Description
Golden raisins, aromatic spices, couscous, and asparagus cooked with beef are all blanketed together in a tender roasted pepper – pure culinary delight. Serve immediately; a nice dill yogurt sauce would go very well with this
Ingredients
Scale
- 1 1/4 lbs of ground beef, at room temperature (organic 85%lean 15% fat is what I used)
- 1 egg
- 1/2 vidalia onion, grated or minced
- 4 cloves garlic, minced
- 2 tbs sesame seeds
- 1 tsp each: ground cumin, coriander, ginger, salt
- 1/2 tsp each: ground cinnamon, turmeric
- 1 cup low-sodium beef broth
- 1 cup of plain couscous (I used NearEast brand)
- 1 cup of white wine
- 8 small or 4 medium-size tomatoes, roughly chopped
- 5 stalks of asparagus, trimmed* and chopped into bite-size pieces
- 1/3 cup of golden raisins
- 10 medium-size bell peppers, assorted colors, halved, pith + seeds removed
- extra-virgin olive oil
Instructions
- In a large bowl, mix together beef, egg + spices.

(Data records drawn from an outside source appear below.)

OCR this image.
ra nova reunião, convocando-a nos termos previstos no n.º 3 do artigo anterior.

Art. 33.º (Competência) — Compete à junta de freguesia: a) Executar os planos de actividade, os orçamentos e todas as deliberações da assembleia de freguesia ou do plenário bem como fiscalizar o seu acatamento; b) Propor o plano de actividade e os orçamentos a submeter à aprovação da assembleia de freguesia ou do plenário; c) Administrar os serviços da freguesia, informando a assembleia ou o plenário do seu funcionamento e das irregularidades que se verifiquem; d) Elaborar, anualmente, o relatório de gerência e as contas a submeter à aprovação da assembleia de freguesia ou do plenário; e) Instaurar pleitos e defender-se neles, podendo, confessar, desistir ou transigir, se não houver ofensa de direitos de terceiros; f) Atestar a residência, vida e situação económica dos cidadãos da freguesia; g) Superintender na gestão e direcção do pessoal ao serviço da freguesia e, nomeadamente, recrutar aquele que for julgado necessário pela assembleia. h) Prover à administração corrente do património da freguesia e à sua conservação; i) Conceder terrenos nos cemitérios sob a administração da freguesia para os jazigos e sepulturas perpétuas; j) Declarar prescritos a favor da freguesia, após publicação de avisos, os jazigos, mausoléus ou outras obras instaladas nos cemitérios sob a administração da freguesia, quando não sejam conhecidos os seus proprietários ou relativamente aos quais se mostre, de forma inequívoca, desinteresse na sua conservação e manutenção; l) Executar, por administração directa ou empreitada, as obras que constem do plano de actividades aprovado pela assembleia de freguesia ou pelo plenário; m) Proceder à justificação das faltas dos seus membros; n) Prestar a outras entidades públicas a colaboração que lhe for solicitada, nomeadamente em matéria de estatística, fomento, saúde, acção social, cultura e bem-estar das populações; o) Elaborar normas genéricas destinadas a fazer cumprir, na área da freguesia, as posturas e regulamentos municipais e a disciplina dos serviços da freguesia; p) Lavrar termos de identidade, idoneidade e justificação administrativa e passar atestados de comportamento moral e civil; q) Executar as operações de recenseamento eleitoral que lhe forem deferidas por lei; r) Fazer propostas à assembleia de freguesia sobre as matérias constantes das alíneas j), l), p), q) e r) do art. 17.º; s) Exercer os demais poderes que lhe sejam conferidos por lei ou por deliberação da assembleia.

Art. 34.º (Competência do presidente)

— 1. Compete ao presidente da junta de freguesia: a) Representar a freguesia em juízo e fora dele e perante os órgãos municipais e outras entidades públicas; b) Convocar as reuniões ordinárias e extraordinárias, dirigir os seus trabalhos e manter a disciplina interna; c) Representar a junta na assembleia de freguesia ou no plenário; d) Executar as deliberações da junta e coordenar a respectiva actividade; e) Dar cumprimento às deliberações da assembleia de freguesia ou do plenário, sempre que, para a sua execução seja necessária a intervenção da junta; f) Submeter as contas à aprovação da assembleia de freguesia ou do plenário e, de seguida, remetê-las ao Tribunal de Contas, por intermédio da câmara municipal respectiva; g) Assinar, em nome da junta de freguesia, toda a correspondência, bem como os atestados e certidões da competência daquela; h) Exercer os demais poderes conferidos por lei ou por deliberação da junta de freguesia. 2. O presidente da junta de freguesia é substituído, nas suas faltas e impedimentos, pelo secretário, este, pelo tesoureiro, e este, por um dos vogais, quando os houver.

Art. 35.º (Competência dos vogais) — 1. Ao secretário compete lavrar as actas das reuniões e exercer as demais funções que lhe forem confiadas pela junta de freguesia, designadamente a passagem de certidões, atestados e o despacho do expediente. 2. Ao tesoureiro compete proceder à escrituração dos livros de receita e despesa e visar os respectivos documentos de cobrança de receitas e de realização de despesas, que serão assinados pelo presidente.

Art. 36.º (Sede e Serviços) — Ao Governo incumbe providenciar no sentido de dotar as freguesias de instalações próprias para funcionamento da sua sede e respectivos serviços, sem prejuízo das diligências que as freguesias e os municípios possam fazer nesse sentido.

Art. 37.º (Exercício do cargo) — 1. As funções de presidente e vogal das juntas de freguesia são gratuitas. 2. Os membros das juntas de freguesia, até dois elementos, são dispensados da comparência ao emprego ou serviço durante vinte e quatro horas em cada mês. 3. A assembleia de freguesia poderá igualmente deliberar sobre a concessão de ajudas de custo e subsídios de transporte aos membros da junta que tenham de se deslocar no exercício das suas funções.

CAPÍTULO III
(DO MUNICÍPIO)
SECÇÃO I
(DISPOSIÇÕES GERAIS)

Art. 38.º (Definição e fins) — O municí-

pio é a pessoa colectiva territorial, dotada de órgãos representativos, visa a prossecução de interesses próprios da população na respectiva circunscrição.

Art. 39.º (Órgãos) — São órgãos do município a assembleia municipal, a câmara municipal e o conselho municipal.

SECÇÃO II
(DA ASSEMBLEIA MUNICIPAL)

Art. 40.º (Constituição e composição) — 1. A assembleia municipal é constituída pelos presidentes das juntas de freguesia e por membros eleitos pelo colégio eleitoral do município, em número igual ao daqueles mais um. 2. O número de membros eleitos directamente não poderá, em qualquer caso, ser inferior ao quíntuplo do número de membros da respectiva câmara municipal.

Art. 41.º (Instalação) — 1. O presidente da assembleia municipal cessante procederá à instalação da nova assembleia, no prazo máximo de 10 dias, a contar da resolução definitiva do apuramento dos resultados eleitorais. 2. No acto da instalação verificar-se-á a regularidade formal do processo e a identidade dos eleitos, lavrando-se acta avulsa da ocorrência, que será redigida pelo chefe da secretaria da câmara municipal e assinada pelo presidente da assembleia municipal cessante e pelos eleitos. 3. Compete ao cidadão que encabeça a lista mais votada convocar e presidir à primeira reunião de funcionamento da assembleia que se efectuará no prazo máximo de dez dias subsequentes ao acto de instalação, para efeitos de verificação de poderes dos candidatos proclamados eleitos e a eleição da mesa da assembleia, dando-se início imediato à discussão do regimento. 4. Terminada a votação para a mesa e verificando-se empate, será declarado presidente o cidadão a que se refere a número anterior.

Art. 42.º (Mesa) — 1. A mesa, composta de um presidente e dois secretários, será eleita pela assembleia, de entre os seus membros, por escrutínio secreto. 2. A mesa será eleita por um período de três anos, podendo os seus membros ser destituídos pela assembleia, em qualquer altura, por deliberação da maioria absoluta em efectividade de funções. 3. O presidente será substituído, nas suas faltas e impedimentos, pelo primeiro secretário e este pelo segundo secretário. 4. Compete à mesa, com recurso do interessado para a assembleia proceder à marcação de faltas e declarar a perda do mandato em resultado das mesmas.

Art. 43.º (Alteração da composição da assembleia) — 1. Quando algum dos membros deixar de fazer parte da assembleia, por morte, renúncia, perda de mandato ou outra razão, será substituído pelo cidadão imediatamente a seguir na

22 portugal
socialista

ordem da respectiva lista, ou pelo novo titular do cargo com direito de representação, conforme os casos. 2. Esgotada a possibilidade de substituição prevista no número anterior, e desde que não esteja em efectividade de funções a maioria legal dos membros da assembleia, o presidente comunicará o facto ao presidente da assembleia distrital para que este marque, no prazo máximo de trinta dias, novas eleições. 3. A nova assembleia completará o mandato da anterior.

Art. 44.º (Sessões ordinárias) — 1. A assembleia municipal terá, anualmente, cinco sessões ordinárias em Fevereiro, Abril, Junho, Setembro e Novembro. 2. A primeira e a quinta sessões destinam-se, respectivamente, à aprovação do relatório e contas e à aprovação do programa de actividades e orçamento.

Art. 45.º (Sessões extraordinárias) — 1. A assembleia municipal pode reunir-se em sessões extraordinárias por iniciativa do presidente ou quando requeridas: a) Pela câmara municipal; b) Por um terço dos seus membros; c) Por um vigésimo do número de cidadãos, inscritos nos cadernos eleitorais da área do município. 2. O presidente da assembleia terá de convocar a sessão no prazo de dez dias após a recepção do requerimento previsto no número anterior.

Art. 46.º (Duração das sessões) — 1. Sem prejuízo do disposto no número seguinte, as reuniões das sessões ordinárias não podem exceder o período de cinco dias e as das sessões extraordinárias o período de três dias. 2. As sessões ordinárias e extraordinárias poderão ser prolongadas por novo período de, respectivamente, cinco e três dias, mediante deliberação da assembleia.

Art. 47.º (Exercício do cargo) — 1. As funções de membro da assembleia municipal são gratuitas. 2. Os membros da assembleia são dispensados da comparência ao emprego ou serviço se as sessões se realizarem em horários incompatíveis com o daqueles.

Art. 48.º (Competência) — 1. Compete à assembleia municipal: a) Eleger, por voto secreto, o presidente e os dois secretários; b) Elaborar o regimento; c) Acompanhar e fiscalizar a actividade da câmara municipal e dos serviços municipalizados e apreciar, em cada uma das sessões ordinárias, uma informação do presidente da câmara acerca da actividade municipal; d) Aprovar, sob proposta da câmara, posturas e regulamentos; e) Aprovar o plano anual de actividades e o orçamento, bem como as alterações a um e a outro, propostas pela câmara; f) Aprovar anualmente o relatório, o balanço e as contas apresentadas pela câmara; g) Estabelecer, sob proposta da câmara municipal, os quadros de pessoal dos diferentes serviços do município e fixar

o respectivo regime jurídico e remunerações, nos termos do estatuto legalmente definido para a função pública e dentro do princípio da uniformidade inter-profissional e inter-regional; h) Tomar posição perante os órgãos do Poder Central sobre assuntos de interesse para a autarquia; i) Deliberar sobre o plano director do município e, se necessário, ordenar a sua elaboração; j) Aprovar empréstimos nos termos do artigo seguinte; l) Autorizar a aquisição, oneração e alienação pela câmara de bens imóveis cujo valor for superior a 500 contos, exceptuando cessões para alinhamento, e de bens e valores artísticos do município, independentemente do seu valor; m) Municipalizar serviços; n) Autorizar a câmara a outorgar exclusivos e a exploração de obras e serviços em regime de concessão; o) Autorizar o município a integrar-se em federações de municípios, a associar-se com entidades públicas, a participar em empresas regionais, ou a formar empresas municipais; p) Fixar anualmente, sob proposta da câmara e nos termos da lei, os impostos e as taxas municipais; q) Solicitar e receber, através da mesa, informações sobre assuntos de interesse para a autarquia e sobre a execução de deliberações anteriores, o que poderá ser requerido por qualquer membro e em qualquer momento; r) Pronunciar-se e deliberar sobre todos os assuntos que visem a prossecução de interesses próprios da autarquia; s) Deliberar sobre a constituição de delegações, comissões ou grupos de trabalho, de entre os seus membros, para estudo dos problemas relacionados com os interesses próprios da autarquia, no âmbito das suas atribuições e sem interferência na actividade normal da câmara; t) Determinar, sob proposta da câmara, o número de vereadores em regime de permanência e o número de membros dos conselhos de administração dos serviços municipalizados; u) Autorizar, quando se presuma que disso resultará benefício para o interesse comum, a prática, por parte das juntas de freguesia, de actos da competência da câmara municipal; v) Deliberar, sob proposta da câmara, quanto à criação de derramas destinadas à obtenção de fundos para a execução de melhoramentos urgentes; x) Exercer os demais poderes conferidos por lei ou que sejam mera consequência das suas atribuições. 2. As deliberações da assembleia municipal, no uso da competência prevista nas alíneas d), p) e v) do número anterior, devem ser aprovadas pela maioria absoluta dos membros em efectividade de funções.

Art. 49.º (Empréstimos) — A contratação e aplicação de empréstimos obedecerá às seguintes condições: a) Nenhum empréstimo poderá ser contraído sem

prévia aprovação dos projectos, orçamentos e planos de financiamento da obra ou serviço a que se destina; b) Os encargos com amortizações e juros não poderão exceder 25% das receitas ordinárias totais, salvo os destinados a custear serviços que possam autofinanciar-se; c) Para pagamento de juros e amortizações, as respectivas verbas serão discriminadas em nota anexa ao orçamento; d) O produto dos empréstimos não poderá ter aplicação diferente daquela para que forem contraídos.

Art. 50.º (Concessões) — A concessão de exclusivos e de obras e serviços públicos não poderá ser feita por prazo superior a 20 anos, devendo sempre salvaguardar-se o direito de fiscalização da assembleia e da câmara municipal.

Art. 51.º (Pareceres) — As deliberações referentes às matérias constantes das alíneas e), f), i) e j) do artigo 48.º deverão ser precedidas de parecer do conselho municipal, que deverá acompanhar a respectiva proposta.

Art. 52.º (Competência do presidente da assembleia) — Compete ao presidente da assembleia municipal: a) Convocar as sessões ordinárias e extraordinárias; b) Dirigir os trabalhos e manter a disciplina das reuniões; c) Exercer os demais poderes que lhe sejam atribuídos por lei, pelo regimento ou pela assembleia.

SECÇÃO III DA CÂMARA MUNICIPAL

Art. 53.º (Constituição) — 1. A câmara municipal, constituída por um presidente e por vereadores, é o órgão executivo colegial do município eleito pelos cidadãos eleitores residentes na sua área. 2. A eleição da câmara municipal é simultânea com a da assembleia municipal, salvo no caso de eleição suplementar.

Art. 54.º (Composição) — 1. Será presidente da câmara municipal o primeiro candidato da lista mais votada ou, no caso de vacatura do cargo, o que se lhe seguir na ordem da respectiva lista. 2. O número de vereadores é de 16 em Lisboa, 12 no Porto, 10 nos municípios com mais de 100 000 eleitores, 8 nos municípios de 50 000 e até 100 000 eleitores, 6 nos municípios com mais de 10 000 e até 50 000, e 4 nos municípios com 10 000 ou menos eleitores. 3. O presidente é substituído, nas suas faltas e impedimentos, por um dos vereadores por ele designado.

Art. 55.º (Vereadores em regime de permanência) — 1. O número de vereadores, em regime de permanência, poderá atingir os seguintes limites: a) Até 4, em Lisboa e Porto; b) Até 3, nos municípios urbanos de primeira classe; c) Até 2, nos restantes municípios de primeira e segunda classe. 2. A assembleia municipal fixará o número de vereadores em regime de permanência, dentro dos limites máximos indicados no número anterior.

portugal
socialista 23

- Start off by cooking onions with 1 tbs olive oil in a very large, deep skillet. Turn the oven onto 400 degrees. Once the onions are soft and golden, add garlic and sesame seeds. Toast for 2 minutes.
- Add beef and turn the heat up to a medium high. Let the beef cook until it is no longer pink, breaking up into chunks constantly.
- Add tomatoes and let them soften for 5 minutes. Then add couscous, wine, beef broth and cover the pan. Lower the heat to a medium low and cook until the couscous has absorbed most of the liquid. If it is too wet after about 8 minutes, add 2 more tbs of couscous (but it should not be).
- Finally, add raisins and asparagus and mix everything. Taste to make sure there is enough salt.
- Brush 1 or 2 baking dishes with olive oil. Stuff peppers with meat filling and bake {covered} for 45 minutes. Finish by baking {uncovered} for 15 more minutes.